Folha de S. Paulo


Palácio das Laranjeiras estava em clima de velório, lembra ex-ministro

Na noite do dia 31 de março de 1964, o golpe militar já estava em marcha em Minas Gerais. O presidente João Goulart se encontrava recluso no Palácio das Laranjeiras, no Rio de Janeiro, recebendo aliados e tentando definir o que poderia ser feito naquela situação.

Foi nesse contexto que o jovem advogado José Gregori –que, posteriormente, seria ministro do presidente Fernando Henrique Cardoso– chegou ao palácio presidencial, acompanhando o ex-ministro da Fazenda de Jango, San Tiago Dantas. Gregori havia sido chefe de gabinete no ministério de Dantas e, naquela noite, seria apresentado ao presidente pela primeira vez.

O clima no Laranjeiras era de semivelório, lembra Gregori. "Foram apagadas as luzes, não havia serviço de copa. Um ambiente de semivelório. Atípico para um governo que não quer ser deposto."

Bruno Poletti/Folhapress
O jurista José Gregori e sua esposa Maria Stella Gregori
O jurista José Gregori e sua esposa Maria Stella Gregori

Antes de deixar o Palácio das Laranjeiras, por volta das 2h da manhã, San Tiago Dantas quis apresentar José Gregori ao presidente. Segundo relato do ex-ministro, Jango estava deitado em um sofá, com a perna apoiada em uma poltrona, a gravata caída para o lado. "Era um homem, antes de tudo, insone, esgotado fisicamente", lembra Gregori.

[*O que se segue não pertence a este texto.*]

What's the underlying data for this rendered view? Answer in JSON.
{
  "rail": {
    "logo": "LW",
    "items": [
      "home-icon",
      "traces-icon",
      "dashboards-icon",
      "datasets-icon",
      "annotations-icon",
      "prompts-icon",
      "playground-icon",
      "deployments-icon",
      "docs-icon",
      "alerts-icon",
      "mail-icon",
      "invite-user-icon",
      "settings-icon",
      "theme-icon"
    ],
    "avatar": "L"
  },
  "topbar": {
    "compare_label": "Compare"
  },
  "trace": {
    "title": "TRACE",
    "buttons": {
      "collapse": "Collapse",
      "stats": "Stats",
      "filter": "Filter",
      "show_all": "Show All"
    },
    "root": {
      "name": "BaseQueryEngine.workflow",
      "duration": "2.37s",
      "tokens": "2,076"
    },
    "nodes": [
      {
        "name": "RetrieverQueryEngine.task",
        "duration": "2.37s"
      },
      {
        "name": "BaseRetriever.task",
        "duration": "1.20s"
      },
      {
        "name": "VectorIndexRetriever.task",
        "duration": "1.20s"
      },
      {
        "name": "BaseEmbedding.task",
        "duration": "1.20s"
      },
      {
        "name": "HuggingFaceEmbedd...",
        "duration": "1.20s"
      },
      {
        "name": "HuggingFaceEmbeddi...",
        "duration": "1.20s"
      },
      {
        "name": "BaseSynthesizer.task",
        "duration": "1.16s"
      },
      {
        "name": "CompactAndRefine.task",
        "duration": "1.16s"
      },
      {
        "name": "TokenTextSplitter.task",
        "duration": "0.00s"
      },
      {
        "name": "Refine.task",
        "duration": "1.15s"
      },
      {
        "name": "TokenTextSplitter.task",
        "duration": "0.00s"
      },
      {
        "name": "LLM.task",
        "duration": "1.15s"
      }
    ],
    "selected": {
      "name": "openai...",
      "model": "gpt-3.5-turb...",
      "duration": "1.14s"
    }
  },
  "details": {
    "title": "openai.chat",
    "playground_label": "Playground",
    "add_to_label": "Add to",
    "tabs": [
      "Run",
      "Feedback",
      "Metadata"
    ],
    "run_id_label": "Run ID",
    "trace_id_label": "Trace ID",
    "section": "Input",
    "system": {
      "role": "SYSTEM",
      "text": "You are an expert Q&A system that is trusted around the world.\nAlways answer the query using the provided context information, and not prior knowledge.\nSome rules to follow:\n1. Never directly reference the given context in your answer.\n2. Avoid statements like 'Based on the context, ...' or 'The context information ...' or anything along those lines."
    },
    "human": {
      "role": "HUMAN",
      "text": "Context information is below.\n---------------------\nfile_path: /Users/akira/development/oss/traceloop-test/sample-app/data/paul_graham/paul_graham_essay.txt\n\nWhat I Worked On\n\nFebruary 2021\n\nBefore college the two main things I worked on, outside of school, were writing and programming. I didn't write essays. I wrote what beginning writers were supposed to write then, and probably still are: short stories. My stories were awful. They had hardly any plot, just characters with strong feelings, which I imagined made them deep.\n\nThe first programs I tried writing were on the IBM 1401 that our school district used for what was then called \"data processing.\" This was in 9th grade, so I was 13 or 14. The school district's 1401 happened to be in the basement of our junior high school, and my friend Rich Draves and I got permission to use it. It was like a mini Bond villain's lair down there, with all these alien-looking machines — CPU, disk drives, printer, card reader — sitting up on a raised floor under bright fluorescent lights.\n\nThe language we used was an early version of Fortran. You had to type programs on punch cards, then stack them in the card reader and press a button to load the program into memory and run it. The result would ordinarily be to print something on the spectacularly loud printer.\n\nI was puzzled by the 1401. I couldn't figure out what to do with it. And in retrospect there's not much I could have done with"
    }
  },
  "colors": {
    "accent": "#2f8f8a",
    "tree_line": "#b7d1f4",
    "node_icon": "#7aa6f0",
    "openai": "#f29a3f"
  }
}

Quando os dois se encontraram, o presidente se levantou para cumprimentá-lo. Para Gregori, foi um gesto extremamente educado para a situação.

"Presidente, tudo que eu desejaria era ser apresentado para o senhor numa hora menos difícil, intensa", disse Gregori.

"É a vida pública, Dr. Gregori. É a vida pública", respondeu o presidente.

Dantas e Gregori deixaram o palácio por volta das 3h30. Jango partiria para Brasília naquela manhã.

MOVIMENTAÇÃO

Durante as cerca de oito horas que passou no local, segundo relato do ex-ministro de FHC, Gregori e Dantas viram alguns dos últimos políticos e generais aliados ao governo Jango.

Logo na chegada, um auxiliar do presidente informava: "O repórter Esso deu que o Jango já foi deposto", lembra Gregori. Ao que o então ministro da Saúde Wilson Fadul retrucou: "Já começou a guerra psicológica".

O deputado sergipano Seixas Dória relatava aos recém-chegados: "Já me deram notícia de que se eu pisar em Sergipe, estou preso." O ministro da Fazenda, Waldyr Borges, e o advogado Jorge Serpa passaram por Gregori e deixaram o palácio.

Naquela noite, o general Assis Brasil, chefe do gabinete militar de Jango, e alguns oficiais passaram cerca de duas horas reunidos com Jango.

AMAURY KRUEL

Durante todo o dia, esperaram-se notícias do general do Exército em São Paulo, Amaury Kruel, e sua possível adesão ao golpe em curso.

Na ausência de funcionários no Laranjeiras, Gregori diz ter começado a trabalhar como operador de telefone. Uma das ligações veio de sua mulher em São Paulo, Maria Helena.

"Acabei de ver na televisão o Adhemar de Barros [então governador de São Paulo] dizer que o Amaury Kruel aderiu às forças democráticas contra o golpe de esquerda", disse ela.

Gregori lembra ter corrido para avisar o assessor de imprensa do presidente, Raul Ryff. Segundo o ex-ministro, o assessor "saiu desabalado para avisar o presidente".

ÚLTIMO LANCE

Por voltas das 23h, lembra Gregori, San Tiago Dantas pediu que ele fizesse uma ligação para Afonso Arinos, secretário do governador de Minas Gerais, Magalhães Pinto. O ato, segundo Gregori, seria uma das últimas alternativas de negociação antes do golpe militar se consolidar.

"Eu, se fosse o senhor, não tentaria mais. A situação não está pra diálogo", disse Gregori a Dantas na ocasião. Mesmo assim, o advogado acatou a ordem do chefe e fez a ligação para Arinos.

Assim que pousou o telefone no gancho, Dantas pareceu admitir a derrota.

"É, você é capaz de ter razão. O Magalhães só conversa se o Jango renunciar", disse o ex-ministro da Fazenda antes de voltar ao quarto do presidente e informá-lo da resposta.